Türkiye, Rusya ve Suriye rejimi arasında Moskova’da yapılan üçlü görüşme ve ardından gelen açıklamalar Beşşar el-Esed ve müttefiklerinin katliamlarından kaçıp Türkiye’ye sığınan mültecileri endişelendirdi.

Kuzey Suriye’de rejim güçlerinden kurtarılmış bölgelerde yaşayan Suriyeliler, Beşşar el-Esed ile normalleşmeyi protesto için gösteriler düzenleyerek, katil Suriye rejimiyle asla uzlaşmayacaklarını ve rejim yıkılana kadar devrimin devam edeceğini söylediler.

Suriyeli muhaliflerden de Beşşar el-Esed başkanlığındaki rejimle görüşmenin yararsız olduğu ve rejimin kesinlikle değişmeyeceği yönünde açıklamalar geldi.

Suriyeli mülteciler ve muhalifler ile rejimden kurtarılmış bölgelerde yaşayan Suriyeliler endişelerinde haklılar.

Birçok kişi için rejim kontrolündeki bölgelere dönmek dayanılmaz işkencelere ve idama gitmekle eşdeğer.

Fakat Suriye rejimi karşıtlarının da göz ardı etmemeleri gereken gerçekler var.

Türkiye çok ciddi bir güvenlik tehdidiyle karşı karşıya ve bu tehdidin arkasında Suriye rejimi gibi bitik bir güç değil, bizzat ABD bulunuyor.

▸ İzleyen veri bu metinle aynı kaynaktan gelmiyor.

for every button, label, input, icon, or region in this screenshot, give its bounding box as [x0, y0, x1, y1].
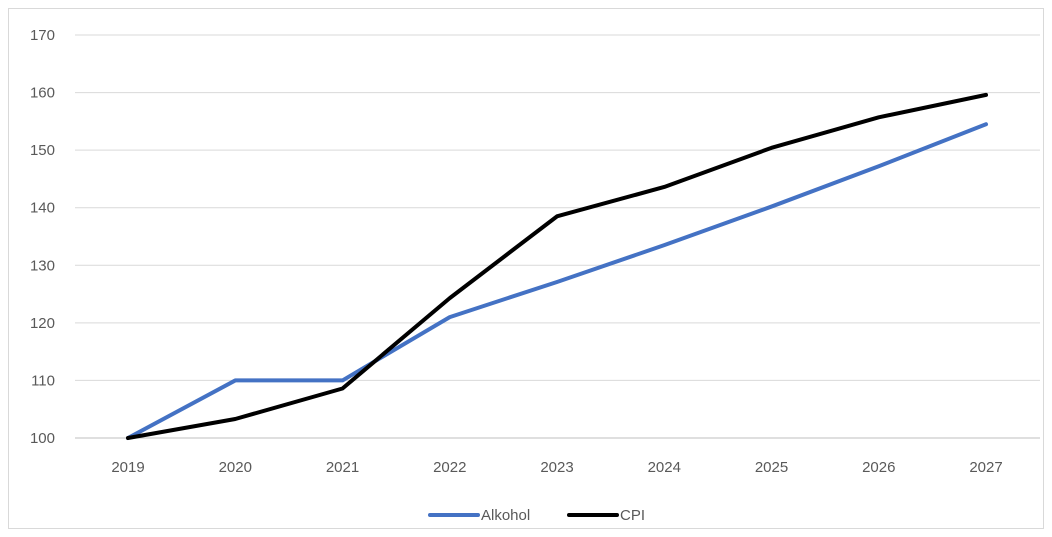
x-tick-label: 2020 [219, 459, 252, 476]
y-tick-label: 110 [31, 372, 55, 389]
legend-label: Alkohol [481, 507, 530, 524]
y-tick-label: 160 [30, 85, 55, 102]
chart-area [8, 8, 1044, 529]
x-tick-label: 2023 [540, 459, 573, 476]
y-tick-label: 150 [30, 142, 55, 159]
x-tick-label: 2022 [433, 459, 466, 476]
series-lines [126, 92, 988, 440]
legend: Alkohol CPI [428, 507, 645, 524]
legend-label: CPI [620, 507, 645, 524]
x-tick-label: 2019 [111, 459, 144, 476]
x-axis-tick-labels: 2019 2020 2021 2022 2023 2024 2025 2026 2027 [111, 459, 1002, 476]
y-axis-tick-labels: 100 110 120 130 140 150 160 170 [30, 27, 55, 447]
series-line-alkohol [126, 122, 988, 440]
x-tick-label: 2025 [755, 459, 788, 476]
y-tick-label: 140 [30, 200, 55, 217]
x-tick-label: 2021 [326, 459, 359, 476]
y-tick-label: 120 [30, 315, 55, 332]
y-tick-label: 170 [30, 27, 55, 44]
x-tick-label: 2027 [969, 459, 1002, 476]
series-line-cpi [126, 92, 988, 440]
gridlines [75, 34, 1040, 439]
y-tick-label: 100 [30, 430, 55, 447]
y-tick-label: 130 [30, 257, 55, 274]
x-tick-label: 2026 [862, 459, 895, 476]
x-tick-label: 2024 [648, 459, 681, 476]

Ankara’nın hamleleri, PKK’nın Suriye rejimiyle geçmişe dayalı işbirliğini görüp hem Suriye’nin hem de Türkiye’nin toprak bütünlüğü için çok daha büyük bir tehlike teşkil eden Kandil-Washington işbirliğini görmezden gelerek anlaşılmaz.

Suriyeli muhalifler Türkiye’den kendi güvenlik kaygılarına öncelik vermemesini istiyor olamazlar.

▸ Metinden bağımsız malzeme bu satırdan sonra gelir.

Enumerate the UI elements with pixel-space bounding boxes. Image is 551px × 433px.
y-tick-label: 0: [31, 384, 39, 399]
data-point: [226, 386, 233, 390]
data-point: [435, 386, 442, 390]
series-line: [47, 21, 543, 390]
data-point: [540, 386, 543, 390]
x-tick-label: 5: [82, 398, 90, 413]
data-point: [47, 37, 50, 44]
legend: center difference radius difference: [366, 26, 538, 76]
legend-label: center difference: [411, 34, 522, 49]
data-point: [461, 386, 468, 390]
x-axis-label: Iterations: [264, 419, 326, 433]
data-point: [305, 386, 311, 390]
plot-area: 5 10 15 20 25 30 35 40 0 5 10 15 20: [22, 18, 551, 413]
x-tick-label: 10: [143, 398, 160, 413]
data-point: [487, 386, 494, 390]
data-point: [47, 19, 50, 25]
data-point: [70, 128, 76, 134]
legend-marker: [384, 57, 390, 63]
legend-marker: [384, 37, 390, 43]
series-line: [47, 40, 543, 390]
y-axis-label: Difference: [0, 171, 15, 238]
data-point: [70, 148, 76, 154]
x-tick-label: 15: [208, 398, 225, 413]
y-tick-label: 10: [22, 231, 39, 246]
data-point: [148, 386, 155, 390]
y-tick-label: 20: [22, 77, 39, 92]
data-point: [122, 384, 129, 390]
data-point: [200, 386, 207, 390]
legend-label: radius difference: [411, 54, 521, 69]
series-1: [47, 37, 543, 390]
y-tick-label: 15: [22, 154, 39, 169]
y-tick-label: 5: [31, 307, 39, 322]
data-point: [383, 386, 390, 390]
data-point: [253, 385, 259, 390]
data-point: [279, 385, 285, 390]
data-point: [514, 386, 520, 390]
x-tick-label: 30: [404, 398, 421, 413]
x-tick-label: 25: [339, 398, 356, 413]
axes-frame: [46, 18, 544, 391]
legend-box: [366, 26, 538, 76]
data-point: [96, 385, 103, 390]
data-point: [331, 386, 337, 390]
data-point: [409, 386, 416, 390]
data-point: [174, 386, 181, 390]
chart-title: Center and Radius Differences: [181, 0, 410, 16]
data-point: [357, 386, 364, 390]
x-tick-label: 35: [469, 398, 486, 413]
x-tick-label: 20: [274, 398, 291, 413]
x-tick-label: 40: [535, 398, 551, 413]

Ayrıca, Türkiye tarihinin en önemli seçimine gidiyor.

Cumhur İttifakı ve adayı, seçimi kazanmak için Suriyeli mülteciler sorununu çözme iradesi göstermek zorunda.

Bu irade beyanını “Kuzey Suriye’de Türk askerinin kontrolündeki bölgeleri ve Türkiye’deki Suriyelileri Beşşar el-Esed’e teslim etme hazırlığı” olarak okumak doğru değil.

Türkiye’nin istediği, kendisine sığınan milyonların haklarının korunacağı bir çözüm ve bu yaklaşımın yanlış olduğu söylenemez.

Suriyeli muhalifler ve rejimden kurtarılan bölgelerde yaşayanlar devrime bağlılıklarını dile getirebilir ve rejimle uzlaşıyı reddedebilirler.

Usulüne uygun olduğu sürece bu Türkiye, Rusya ve Suriye rejimi arasındaki pazarlıklarda Ankara’nın elini de güçlendirir.

Tepkilerin Türkiye karşıtlığına dönüşmesi ise Suriyeli muhaliflerin yapacakları en yanlış iş olur.

Rejim karşıtları mutlaka Türkiye’ye güvenip ne yapmaya çalıştığını anlamaya çalışmalı ve kendilerine kulak verip görüşlerini dinleyen Ankara’yla koordineli hareket etmeliler.

“Türkiye’ye güvenen yolda kalır” türü çirkin söylemlerden ve kirli propagandalardan, rejimin işine yarayacak açıklamalardan kaçınmalılar.

Suriye rejimi Rusya’nın baskısıyla ön şartlarını bir yana bırakıp Moskova’daki üçlü toplantıya katılsa da herhangi bir adım atmadan ve bir takım taahhütlerin altına girmeden önce Türkiye’deki seçimlerin sonuçlarını görmek istiyor.

Sandıktan Erdoğan yerine Altılı Masa’nın cumhurbaşkanı adayının zaferle çıkması halinde işinin çok daha kolay olacağına inanıyor.

PKK ve FETÖ gibi Beşşar el-Esed de son günlerde kavgalarla sarsılan o masaya bel bağlayanlardan.

Suriye rejimi, Rusya’nın baskısına doğrudan karşı koyamaz fakat İran’ın da yardımıyla - en azından Türkiye’deki seçimler sonuçlanana kadar - oyalama taktiğine başvurmak isteyecektir.